One of the people who went with my brother-in-law called the attendant aside and greased his palm. Suddenly, a slot was found for Rachael. It was Cabin 19.

Rachael was born January 19, 1977. We got married October 19, 2002. She died August 29, 2009.

Two days after losing Rachael to cerebral malaria, I went to the intensive care unit of the National Hospital to sign the death certificate without which we could not carry the body for burial.

“Oga, sorry. It’s God’s work”.

“God giveth and God taketh”.

“May her soul rest in peace”.

“May God help you raise the children”.

So, these people know God? Why didn’t this piousness reflect in the way they treat patients? In Nigeria, there is a wide gulf between what we claim to believe and what we actually do.

The hospital staff know that they will not be sued them. They know that most Nigerians do not have the patience to wait for as long as 20 years for justice. They prefer to take their cases to the court of the Almighty.

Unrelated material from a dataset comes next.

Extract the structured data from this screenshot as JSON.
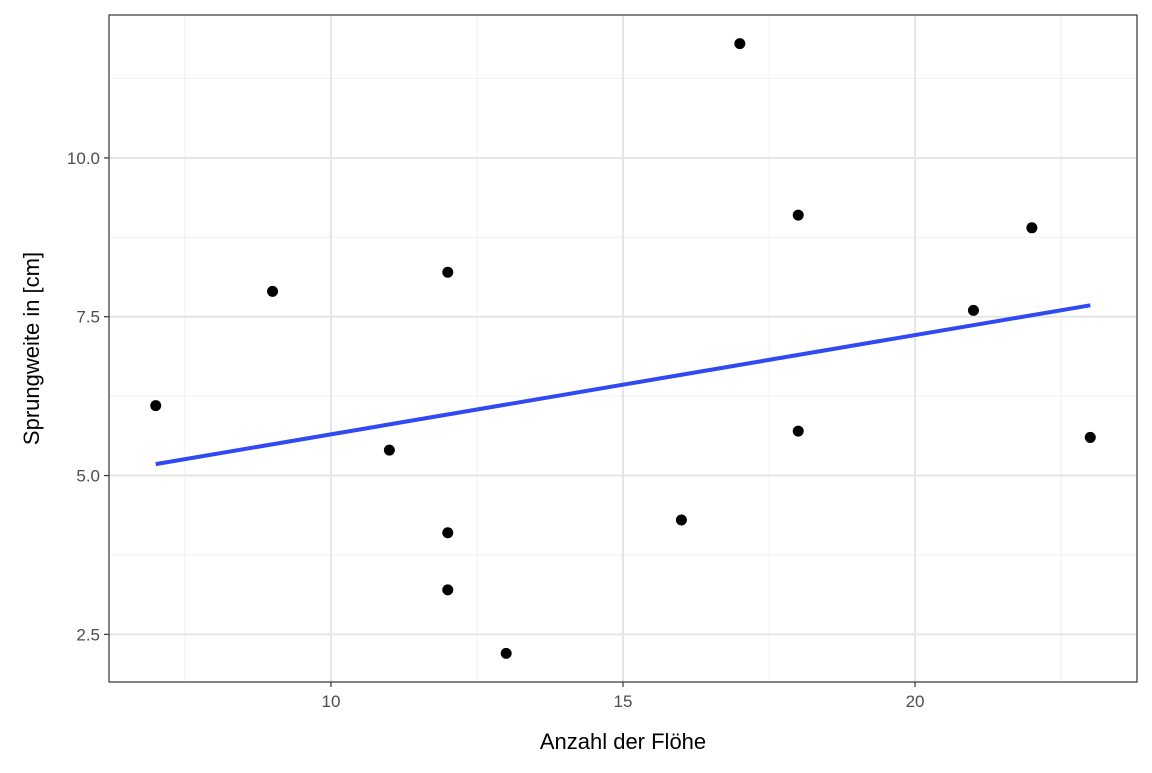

They know that whatever people sow they shall reap in this world. But this is not enough. We must cry out against injustice. We must fight for a country where people will no longer die needlessly every day.

Just before I took my leave of the pretenders at the intensive care unit, I asked why nobody had called to inform me about Rachael’s death.

“Oga, we don’t have credit”, someone said on behalf of the doctor, nurse and others on duty that day.